Débora e Beatriz são gêmeas idênticas têm deficiência intelectual, que é conhecida como um retardo mental.

“Percebemos no período escolar. Quando elas tinham cinco ou seis anos, a professora contou que elas não conseguiam acompanhar mais os coleguinhas, tinham dificuldade para aprender”, lembrou o pai das gêmeas.

Por anos, Eraldo e a mulher buscaram um diagnóstico definitivo. Enquanto isso, contrataram pedagogos para reforçar o aprendizado e buscaram diversos profissionais. Tudo para que as meninas tivessem as mesmas oportunidades do que as crianças que não possuem qualquer deficiência.

Com a ajuda de uma escola particular, as gêmeas conseguiram interagir com outros alunos e serem integradas à sociedade. Claro que o caminho não foi fácil, foi composto por algumas barreiras que quase levaram o pai a desistir de mantê-las na escola.

“A palavra inclusão foi entrando aos poucos, porque elas não tinham uma deficiência evidente. Lidar com a deficiência intelectual, é um pouco mais complexo. Nem todos os professores estão preparados para alfabetizar”, contou Eraldo.
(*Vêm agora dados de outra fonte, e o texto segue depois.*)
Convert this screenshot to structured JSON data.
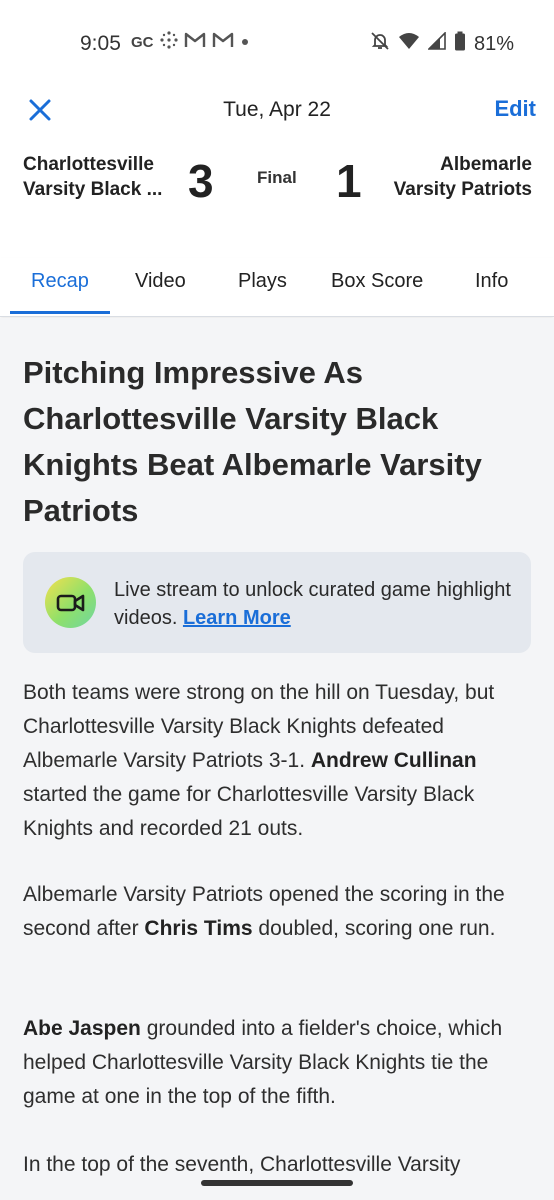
{
  "status_bar": {
    "time": "9:05",
    "left_icons": [
      "gc-icon",
      "dots-grid-icon",
      "gmail-icon",
      "gmail-icon",
      "dot-icon"
    ],
    "gc_text": "GC",
    "battery": "81%"
  },
  "header": {
    "date": "Tue, Apr 22",
    "edit_label": "Edit"
  },
  "scoreboard": {
    "home_team_line1": "Charlottesville",
    "home_team_line2": "Varsity Black ...",
    "home_score": "3",
    "status": "Final",
    "away_score": "1",
    "away_team_line1": "Albemarle",
    "away_team_line2": "Varsity Patriots"
  },
  "tabs": [
    {
      "label": "Recap",
      "active": true
    },
    {
      "label": "Video",
      "active": false
    },
    {
      "label": "Plays",
      "active": false
    },
    {
      "label": "Box Score",
      "active": false
    },
    {
      "label": "Info",
      "active": false
    }
  ],
  "article": {
    "headline": "Pitching Impressive As Charlottesville Varsity Black Knights Beat Albemarle Varsity Patriots",
    "promo_text": "Live stream to unlock curated game highlight videos.",
    "promo_link": "Learn More",
    "p1_a": "Both teams were strong on the hill on Tuesday, but Charlottesville Varsity Black Knights defeated Albemarle Varsity Patriots 3-1.",
    "p1_bold": "Andrew Cullinan",
    "p1_b": "started the game for Charlottesville Varsity Black Knights and recorded 21 outs.",
    "p2_a": "Albemarle Varsity Patriots opened the scoring in the second after",
    "p2_bold": "Chris Tims",
    "p2_b": "doubled, scoring one run.",
    "p3_bold": "Abe Jaspen",
    "p3_a": "grounded into a fielder's choice, which helped Charlottesville Varsity Black Knights tie the game at one in the top of the fifth.",
    "p4_partial": "In the top of the seventh, Charlottesville Varsity"
  },
  "colors": {
    "accent": "#1a6ed8",
    "content_bg": "#f4f5f7",
    "promo_bg": "#e4e8ee"
  }
}
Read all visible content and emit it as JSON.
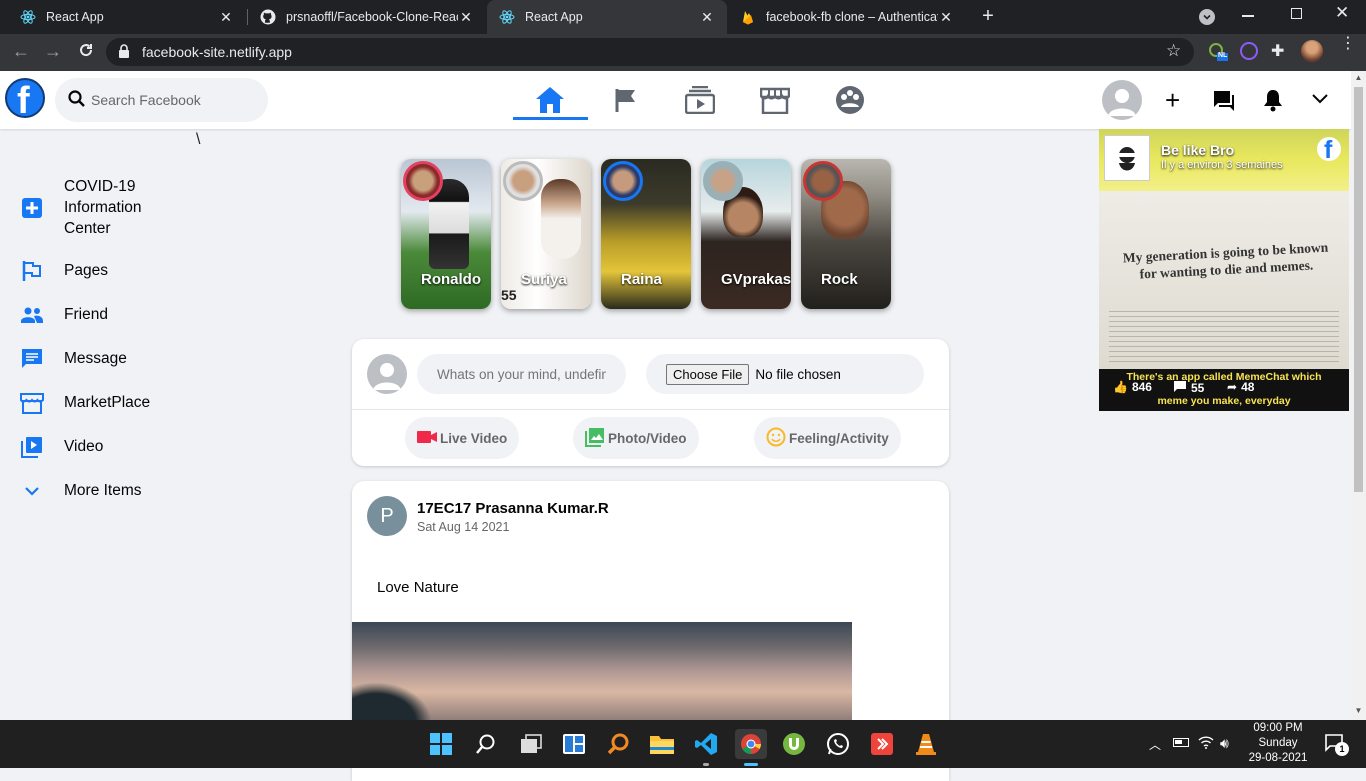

“Às vezes, alguns problemas acabavam acontecendo, a sociedade não está preparada. As famílias, os alunos da mesma faixa etária não estão preparados para receber pessoas com deficiência na escola. É aí que começa a aparecer os preconceitos, as discriminações, o bullying. Elas não vão conseguir interagir com os amigos da mesma idade, no mesmo nível”, disse o dentista que mora em Maringá.

As atletas Débora e Beatriz conseguiram superar o processo educacional e, para a família, estão incluídas na sociedade. Uma vitória muito comemorada e que mostra que as gêmeas conseguiram realizar o sonho dos pais, são reconhecidas mundialmente não pela deficiência, mas por serem referência no esporte.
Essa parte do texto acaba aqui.